Quand on veut conduire avec profit, et surtout avec joie, une œuvre collective, le
premier travail est de trouver le plus grand dénominateur commun à tous, et le langage le
plus clair, accessible au plus grand nombre, suivant ainsi le conseil de Colette : «Écrire
comme personne avec les mots de tout le monde ».
Le but n'est pas d’instruire, mais d'éveiller ; pas de professer, mais de transmettre ;
pas de révéler mais de faire découvrir ; et si l’on a su trouver les mots du cœur, d’émouvoir.
Atteindre la haut de la cible, c'est manquer le cœur de cible. Qui veut faire l'ange, fait
la bête ; qui voudrait faire le philosophe, pourrait bien faire le pédant. Apprendre à être
simple n’est pas facile. Car tout est compliqué avant d’être simple.
Je ne sais, ni ne m’en préoccupe, qui, de la Franc-Maçonnerie ou de la Philosophie est
née la première, dans l’esprit de l’homme désemparé, lors de sa première crise d’angoisse
métaphysique existentielle, face à l’inconnu d’un Univers d’apparence hostile et même
parfois terrifiante, dans ces fureurs célestes ou ses colères telluriques, œuvre mystérieuse
d’un dieu invisible et désespérément muet … je pense que ce doit être la religion.

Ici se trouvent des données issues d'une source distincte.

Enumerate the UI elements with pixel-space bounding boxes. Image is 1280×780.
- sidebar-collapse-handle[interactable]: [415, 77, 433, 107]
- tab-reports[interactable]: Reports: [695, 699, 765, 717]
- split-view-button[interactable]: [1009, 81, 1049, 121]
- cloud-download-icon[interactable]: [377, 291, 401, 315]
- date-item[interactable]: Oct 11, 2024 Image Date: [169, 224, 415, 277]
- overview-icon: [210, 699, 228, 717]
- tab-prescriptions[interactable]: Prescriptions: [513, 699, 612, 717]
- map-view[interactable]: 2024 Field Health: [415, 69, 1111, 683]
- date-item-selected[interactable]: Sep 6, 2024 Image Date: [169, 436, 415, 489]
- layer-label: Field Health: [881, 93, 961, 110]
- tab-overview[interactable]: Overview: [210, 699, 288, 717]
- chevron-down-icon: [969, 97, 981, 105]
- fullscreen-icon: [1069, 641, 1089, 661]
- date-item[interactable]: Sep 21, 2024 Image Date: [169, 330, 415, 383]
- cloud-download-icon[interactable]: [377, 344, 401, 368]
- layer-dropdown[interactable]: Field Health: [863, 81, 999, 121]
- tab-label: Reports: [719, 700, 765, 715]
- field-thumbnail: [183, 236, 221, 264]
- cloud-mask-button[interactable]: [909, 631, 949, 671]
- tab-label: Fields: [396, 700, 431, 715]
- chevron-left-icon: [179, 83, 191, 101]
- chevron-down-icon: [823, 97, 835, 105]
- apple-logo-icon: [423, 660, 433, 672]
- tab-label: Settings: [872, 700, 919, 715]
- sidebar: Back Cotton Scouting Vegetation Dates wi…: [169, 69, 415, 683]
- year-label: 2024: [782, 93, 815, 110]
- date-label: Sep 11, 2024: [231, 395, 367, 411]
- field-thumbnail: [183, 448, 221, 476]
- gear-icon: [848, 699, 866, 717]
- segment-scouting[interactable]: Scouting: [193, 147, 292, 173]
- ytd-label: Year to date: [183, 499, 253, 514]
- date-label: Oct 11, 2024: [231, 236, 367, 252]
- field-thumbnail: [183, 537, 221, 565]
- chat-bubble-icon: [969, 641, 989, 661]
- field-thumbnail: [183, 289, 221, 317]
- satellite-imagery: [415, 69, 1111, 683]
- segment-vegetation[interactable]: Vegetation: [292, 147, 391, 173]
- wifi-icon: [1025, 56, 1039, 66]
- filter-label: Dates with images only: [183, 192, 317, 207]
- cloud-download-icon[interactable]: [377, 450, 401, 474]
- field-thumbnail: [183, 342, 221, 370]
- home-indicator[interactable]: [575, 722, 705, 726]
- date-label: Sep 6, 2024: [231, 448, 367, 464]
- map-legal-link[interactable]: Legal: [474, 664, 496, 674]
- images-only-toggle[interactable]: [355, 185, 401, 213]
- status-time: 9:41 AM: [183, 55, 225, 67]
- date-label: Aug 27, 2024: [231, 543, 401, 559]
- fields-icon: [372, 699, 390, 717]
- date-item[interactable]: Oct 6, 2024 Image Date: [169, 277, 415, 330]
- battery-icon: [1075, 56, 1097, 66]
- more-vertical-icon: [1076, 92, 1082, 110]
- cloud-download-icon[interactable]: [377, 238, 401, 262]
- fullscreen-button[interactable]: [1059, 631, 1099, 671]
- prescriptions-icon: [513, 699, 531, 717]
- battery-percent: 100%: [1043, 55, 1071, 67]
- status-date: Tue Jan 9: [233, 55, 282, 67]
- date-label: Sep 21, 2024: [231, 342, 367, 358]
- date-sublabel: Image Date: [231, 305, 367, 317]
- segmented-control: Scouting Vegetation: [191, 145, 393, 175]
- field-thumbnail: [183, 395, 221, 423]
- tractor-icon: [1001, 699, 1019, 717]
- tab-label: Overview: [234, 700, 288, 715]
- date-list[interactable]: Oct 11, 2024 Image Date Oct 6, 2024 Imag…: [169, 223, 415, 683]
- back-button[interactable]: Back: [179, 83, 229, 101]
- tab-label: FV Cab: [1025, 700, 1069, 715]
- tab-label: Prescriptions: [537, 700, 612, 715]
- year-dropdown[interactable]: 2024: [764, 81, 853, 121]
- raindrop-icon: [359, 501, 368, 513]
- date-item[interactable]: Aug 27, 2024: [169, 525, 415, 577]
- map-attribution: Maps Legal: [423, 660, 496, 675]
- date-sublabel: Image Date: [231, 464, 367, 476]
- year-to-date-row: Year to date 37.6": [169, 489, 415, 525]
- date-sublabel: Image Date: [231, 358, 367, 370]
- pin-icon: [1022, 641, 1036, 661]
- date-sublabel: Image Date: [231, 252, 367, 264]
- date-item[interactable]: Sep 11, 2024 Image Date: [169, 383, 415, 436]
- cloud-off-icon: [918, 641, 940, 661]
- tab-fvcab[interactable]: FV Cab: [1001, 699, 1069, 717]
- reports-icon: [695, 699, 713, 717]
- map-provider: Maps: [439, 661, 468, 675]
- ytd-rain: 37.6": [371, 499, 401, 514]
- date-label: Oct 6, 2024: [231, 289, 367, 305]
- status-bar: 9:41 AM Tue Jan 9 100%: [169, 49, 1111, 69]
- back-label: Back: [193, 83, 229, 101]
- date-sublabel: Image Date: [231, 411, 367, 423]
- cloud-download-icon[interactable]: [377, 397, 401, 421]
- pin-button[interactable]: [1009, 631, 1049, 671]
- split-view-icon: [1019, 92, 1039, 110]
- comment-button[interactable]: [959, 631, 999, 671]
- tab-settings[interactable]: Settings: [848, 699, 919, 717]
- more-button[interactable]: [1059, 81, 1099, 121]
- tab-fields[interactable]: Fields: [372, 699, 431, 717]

Je ne sais, ni ne m’en préoccupe, qui est l’ainée des deux. À moins qu’elles ne fussent
deux fausses jumelles. Je ne sais, ni ne m’en préoccupe, si, par le passé, elles eurent des
relations cordiales ou conflictuelles, selon les lieux, les moments et les circonstances. Mais
ce que je crois, aujourd’hui, c’est qu’elles risqueraient, d’avoir des rapports compliqués, qui
pourraient être préjudiciables, au long cheminement paisible d’une démarche initiatique
sereine, ouverte à tous.
Pourtant nées de mêmes père et mère, troublées par leur fantastique destinée, entre la
prise de conscience émerveillée de la vie et la peur animale de la mort, elles vont tenter de
donner un sens à cette existence. Mais chacune pour leur part, et dans leur domaine, elles
affirment leurs personnalités et affichent clairement leurs différences.